Implementation of a K-System meter according to Bob Katz’ specifications.
K-Meter supports mono, stereo and 5.1 surround sound signals. All meters have been thoroughly validated. The average meter reads either RMS levels or ITU BS.1770-1 loudness weighted levels.
K-Meter was featured in an article by NPR Labs. Also, some users have reported that they use K-Meter for teaching, while others use it professionally such as in post-production.
I have merely added this section to show you that while K-Meter is free software, it delivers (at least) the same quality that you would expect from commercial software.
- Windows 7 (and above)
- LV2 plug-in
- VST2 plug-in
- VST3 plug-in
- stand-alone executable
As K-Meter was coded using cross-platform code, it should be easy to compile a version for Mac OS X. Unfortunately, I happen to not have a Mac…
In case you want to help, please see the manual for ways to contact me. You’ll need sufficient experience in coding, compiling and debugging, though, so no beginners please!

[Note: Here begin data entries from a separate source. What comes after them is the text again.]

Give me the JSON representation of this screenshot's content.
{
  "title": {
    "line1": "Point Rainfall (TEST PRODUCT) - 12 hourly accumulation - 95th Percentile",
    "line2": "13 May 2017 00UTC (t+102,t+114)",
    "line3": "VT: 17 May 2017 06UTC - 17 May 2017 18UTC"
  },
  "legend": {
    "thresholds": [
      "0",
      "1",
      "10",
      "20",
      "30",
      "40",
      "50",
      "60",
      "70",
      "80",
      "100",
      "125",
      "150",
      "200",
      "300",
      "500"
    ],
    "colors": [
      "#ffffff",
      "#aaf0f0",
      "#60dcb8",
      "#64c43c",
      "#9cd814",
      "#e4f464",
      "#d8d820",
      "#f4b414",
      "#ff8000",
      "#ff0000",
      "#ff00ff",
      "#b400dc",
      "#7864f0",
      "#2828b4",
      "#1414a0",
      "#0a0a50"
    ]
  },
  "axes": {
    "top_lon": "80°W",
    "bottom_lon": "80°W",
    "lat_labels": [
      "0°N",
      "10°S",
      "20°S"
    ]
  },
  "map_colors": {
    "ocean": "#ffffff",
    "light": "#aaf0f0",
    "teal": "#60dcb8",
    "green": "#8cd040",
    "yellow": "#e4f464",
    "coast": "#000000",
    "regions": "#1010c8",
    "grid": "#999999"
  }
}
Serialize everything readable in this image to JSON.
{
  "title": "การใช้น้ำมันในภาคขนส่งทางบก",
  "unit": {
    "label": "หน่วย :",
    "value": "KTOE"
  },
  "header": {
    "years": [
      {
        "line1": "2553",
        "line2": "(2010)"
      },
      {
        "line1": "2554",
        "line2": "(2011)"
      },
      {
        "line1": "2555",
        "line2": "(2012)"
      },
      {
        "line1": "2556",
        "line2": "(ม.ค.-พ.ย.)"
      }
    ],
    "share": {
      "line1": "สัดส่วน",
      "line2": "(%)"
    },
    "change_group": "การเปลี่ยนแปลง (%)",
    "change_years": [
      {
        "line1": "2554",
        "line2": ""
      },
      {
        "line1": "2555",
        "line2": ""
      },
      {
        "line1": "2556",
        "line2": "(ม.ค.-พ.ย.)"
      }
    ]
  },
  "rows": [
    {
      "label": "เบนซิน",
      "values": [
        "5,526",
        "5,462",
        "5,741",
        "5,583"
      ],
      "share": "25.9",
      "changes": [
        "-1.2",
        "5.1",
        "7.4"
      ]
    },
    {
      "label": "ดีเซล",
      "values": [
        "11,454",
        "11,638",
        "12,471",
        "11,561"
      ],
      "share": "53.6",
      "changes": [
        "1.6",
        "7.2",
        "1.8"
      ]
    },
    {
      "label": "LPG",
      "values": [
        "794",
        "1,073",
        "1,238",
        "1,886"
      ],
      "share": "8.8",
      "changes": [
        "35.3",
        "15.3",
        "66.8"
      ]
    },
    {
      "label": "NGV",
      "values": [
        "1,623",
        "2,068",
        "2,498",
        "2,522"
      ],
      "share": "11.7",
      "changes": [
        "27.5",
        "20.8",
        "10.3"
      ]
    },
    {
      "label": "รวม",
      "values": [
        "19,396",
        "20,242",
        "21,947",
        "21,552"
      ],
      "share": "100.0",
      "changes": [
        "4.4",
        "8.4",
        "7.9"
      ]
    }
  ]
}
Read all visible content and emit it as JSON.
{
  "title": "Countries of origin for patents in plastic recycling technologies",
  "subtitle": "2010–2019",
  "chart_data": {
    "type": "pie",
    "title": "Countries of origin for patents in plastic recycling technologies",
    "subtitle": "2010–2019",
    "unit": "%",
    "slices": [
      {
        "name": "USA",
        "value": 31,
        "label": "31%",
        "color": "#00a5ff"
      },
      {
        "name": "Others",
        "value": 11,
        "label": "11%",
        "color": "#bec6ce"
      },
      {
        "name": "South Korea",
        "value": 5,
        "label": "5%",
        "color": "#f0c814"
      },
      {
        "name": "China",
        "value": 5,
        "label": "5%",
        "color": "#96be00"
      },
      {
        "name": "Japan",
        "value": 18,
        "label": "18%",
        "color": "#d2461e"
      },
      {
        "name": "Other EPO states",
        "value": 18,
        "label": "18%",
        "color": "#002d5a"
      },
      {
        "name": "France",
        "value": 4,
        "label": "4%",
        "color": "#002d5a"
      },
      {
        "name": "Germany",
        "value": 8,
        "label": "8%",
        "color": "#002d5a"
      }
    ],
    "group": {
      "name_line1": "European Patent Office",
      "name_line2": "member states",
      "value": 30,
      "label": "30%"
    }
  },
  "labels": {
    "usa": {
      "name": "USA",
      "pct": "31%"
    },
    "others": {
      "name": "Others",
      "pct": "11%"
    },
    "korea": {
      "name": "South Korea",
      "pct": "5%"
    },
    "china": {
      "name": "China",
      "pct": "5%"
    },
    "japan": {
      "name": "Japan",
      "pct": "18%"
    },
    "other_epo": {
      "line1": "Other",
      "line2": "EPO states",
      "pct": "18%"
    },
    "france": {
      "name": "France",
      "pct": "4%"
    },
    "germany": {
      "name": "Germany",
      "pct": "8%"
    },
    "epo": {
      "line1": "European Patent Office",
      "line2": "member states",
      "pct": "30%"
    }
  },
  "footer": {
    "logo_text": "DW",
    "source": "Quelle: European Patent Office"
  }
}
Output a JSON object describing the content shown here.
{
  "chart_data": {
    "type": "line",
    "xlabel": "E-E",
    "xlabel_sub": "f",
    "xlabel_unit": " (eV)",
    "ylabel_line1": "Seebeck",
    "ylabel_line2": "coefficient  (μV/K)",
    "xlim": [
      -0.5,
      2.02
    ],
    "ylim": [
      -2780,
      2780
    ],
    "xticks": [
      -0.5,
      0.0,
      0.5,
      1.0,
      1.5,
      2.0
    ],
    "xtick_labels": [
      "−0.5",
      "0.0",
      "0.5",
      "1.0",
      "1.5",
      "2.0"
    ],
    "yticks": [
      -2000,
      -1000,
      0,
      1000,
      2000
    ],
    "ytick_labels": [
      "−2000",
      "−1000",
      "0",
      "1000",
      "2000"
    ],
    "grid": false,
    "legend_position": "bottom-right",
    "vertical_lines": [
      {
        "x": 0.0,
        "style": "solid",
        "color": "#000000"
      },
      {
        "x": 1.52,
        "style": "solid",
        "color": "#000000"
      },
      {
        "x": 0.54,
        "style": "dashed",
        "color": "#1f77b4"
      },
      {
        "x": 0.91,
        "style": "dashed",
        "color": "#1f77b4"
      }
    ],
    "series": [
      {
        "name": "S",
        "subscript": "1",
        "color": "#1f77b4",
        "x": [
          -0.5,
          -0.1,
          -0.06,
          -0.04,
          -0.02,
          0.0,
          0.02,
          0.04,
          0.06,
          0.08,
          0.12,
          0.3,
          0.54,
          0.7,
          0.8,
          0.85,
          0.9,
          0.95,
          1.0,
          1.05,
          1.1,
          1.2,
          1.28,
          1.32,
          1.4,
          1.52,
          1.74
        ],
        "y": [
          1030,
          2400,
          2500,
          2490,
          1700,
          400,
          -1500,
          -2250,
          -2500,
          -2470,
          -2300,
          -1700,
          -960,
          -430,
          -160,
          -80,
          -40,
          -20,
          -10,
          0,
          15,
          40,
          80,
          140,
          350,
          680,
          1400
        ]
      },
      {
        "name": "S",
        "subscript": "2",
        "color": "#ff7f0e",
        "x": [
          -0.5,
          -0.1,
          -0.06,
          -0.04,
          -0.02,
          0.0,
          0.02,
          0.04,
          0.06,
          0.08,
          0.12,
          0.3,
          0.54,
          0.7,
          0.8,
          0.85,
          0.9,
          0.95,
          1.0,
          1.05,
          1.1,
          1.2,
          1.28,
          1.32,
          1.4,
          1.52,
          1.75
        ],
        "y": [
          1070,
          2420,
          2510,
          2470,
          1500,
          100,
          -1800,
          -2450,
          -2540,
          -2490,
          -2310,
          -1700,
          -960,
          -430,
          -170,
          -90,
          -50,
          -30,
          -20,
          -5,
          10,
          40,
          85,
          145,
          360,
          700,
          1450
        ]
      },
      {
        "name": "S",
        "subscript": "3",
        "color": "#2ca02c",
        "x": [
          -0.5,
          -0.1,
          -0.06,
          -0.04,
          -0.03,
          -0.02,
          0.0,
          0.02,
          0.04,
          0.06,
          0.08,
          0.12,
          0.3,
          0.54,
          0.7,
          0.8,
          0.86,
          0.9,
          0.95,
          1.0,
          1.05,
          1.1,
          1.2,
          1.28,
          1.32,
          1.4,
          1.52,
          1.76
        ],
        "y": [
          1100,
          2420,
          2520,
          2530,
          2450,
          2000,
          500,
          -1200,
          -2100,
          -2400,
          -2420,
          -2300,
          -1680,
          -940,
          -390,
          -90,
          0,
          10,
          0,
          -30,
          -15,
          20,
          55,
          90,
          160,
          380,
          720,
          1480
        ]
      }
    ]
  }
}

The current version is 2.8.1 (built on 2019-03-23). It requires a processor which supports the SSE2 instruction set. On Windows systems, you may also have to install the Visual C++ Redistributable for Visual Studio 2017.
|GNU/Linux||2.8.1||32 bit||LV2 plug-in|
|64 bit||LV2 plug-in|
|Windows 7||2.8.1||32 bit||VST2 plug-in|
|64 bit||VST2 plug-in|
- Slim Buttons (Martin Zuther, for version 2.8.0 and later)
Installation is easy: simply extract the files to the
kmeter/skins directory. If you create a nice skin for
K-Meter, please contact me so I can add it to this download section.
Please report bugs using the K-Meter bug tracker. You may also use the bug tracker to place your wishes or ideas.
K-Meter is free software, and I’m not going to ask for money. Period.
In case you still want to show your gratitude, simply donate to a cause of your choice and tell me about it. Thanks!
This is free software and licensed under the GNU General Public License version 3 (GPLv3).
Please note, however, that the VST2 SDK is not free. I provide a VST2 plug-in because it is a de facto standard that makes life easier for musicians and engineers who just want to make some great sounding albums.
But if you are a free software advocate, you might not want to use the VST2 plug-in. The pre-built GNU/Linux stand-alone, LV2 and VST3 plug-ins really are free software in the sense of the Free Software Foundation.